Health Equity Lagging in US, Path Outlined to Improve Outcomes

The issue of health equity is not new, but the work to correct it is still very much in front of most hospitals in the US. Research has consistently shown that patients from racial and ethnic minority groups receive lower-quality healthcare than their white counterparts, even after adjusting for insurance status, income, age and severity of conditions. David Hunt, Senior Director for Health Equity at BCT Partners, has seen progress, but recognizes that many hospitals struggle to subscribe to the basic data requirements that highlight the true extent of the problem.

According to the Institute of Medicine, health equity is the principle that quality of care should not vary by patient demographics such as race and ethnicity, gender, age, national origin, disability, language, sexual orientation or gender identity. “Unfortunately, we are a long way away from achieving health equity in America’s hospitals,” Hunt said. Research shows that less than 50% of hospitals capture race, ethnicity, or language data and tie it directly to outcomes. “Absent that data, we cannot determine what disparities exist or how severe they really are,” Hunt said.

According to the Harvard Business Review, the impact of health care inequity is costly. Estimates put the financial burden at $245 billion annually, which includes $35 billion in excess health care expenditures, $10 billion in illness-related lost productivity, and nearly $200 billion due to premature deaths. Once the basic requirements are met, additional data should be collected, such as stratifying patient complaints, adverse events, critical incidents, medical errors, safety events, hospital readmissions and medication overdoses by key patient demographic variables. “When we fail to take these steps, the result is that we don’t really know who our patients are. How can we tolerate those results in the United States of America?” Hunt asks.

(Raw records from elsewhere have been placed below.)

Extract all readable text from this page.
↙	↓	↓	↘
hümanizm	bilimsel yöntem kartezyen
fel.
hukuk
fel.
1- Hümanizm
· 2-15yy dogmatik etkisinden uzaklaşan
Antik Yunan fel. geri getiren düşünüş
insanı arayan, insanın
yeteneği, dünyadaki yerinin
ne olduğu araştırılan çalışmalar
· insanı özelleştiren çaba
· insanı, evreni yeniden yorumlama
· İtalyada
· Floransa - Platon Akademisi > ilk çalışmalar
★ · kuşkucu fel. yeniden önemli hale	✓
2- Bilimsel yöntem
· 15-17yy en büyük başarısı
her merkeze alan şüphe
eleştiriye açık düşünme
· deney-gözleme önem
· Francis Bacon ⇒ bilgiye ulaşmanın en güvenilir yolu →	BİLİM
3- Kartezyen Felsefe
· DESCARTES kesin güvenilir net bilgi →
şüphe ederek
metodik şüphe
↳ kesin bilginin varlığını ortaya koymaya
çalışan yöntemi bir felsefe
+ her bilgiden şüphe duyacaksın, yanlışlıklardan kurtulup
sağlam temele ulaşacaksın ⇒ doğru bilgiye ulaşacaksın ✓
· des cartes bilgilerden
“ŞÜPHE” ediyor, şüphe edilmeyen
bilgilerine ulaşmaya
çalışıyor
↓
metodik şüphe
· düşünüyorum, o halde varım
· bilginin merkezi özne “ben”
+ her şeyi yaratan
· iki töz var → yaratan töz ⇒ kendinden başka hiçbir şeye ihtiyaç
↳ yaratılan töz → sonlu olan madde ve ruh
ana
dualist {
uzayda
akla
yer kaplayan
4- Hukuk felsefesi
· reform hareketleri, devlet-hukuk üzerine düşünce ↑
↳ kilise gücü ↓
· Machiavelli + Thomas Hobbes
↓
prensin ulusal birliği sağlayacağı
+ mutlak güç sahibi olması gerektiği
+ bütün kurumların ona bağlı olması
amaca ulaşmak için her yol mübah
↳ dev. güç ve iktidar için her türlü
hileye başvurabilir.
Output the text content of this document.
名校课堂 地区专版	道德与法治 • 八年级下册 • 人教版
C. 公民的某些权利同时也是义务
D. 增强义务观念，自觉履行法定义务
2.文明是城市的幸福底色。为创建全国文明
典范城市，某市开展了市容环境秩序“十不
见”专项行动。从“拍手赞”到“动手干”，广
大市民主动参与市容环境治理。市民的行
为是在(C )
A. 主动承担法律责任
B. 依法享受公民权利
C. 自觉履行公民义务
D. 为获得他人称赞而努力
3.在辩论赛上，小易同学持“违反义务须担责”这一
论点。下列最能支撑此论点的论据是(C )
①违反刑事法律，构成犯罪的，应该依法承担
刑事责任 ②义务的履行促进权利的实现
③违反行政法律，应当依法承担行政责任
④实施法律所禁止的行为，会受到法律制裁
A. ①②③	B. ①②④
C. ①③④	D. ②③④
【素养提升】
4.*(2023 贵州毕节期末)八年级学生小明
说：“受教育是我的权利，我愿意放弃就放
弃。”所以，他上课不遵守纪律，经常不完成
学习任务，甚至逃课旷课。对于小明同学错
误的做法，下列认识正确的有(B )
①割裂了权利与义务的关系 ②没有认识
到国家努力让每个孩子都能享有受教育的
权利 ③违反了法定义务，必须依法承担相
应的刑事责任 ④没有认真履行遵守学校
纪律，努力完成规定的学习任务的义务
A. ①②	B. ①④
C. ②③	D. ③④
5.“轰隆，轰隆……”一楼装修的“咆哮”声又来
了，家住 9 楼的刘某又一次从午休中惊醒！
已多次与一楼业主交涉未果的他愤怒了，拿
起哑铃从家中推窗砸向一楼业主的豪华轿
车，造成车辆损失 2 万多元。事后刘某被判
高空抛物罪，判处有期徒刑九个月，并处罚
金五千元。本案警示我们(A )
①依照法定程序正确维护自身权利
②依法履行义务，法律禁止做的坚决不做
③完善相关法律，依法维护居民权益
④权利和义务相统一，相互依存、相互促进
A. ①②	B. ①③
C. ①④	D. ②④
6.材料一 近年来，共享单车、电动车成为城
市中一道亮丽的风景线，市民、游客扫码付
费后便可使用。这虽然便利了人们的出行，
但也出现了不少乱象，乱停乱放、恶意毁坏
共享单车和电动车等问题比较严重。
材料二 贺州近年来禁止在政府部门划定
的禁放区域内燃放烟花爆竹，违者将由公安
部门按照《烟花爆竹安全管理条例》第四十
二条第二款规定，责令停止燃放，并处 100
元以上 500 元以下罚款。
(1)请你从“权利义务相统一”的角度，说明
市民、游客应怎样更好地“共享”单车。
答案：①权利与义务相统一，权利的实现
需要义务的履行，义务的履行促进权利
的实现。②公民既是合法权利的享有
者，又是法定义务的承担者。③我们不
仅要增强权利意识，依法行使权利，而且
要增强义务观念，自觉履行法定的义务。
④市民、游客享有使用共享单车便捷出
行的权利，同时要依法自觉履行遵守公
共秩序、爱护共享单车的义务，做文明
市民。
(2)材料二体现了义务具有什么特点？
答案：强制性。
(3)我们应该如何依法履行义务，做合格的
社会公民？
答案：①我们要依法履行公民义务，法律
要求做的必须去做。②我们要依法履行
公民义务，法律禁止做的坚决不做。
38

Efforts are being taken to address racial and ethnic disparities in healthcare. The American Hospital Association has launched a national program called the #123forEquity Campaign to encourage hospitals to collect patient race, ethnicity and language data and tie it to patient outcomes. Nearly a third of all US hospitals have joined this effort. Massachusetts General Hospital created the Disparities Solutions Center, and Dr. Joseph Betancourt, former Director of the center, says that organizations that want to address health equity should start by taking four essential steps:

  • Secure leadership buy-in
  • Develop a strategic plan and oversight structure
  • Collect data and monitor performance
  • Develop interventions to address disparities

Local efforts to reduce health disparities are emerging. Recently, Hunt partnered with Children’s Mercy Kansas City to conduct an organization-wide health equity assessment. Over 5,000 employees participated in the online survey for a total response rate of 60%. Hunt will collaborate with the institution to create a 3-5-year Strategic Diversity, Equity, and Inclusion Action Plan with well-defined action steps to create a more inclusive workforce culture and to eliminate disparities in patient care.

For Hunt and the healthcare industry, knowing that patient characteristics should not impact care is not enough. With additional attention and resources, well-defined steps towards improving data and creating a path forward is essential to improving outcomes for all.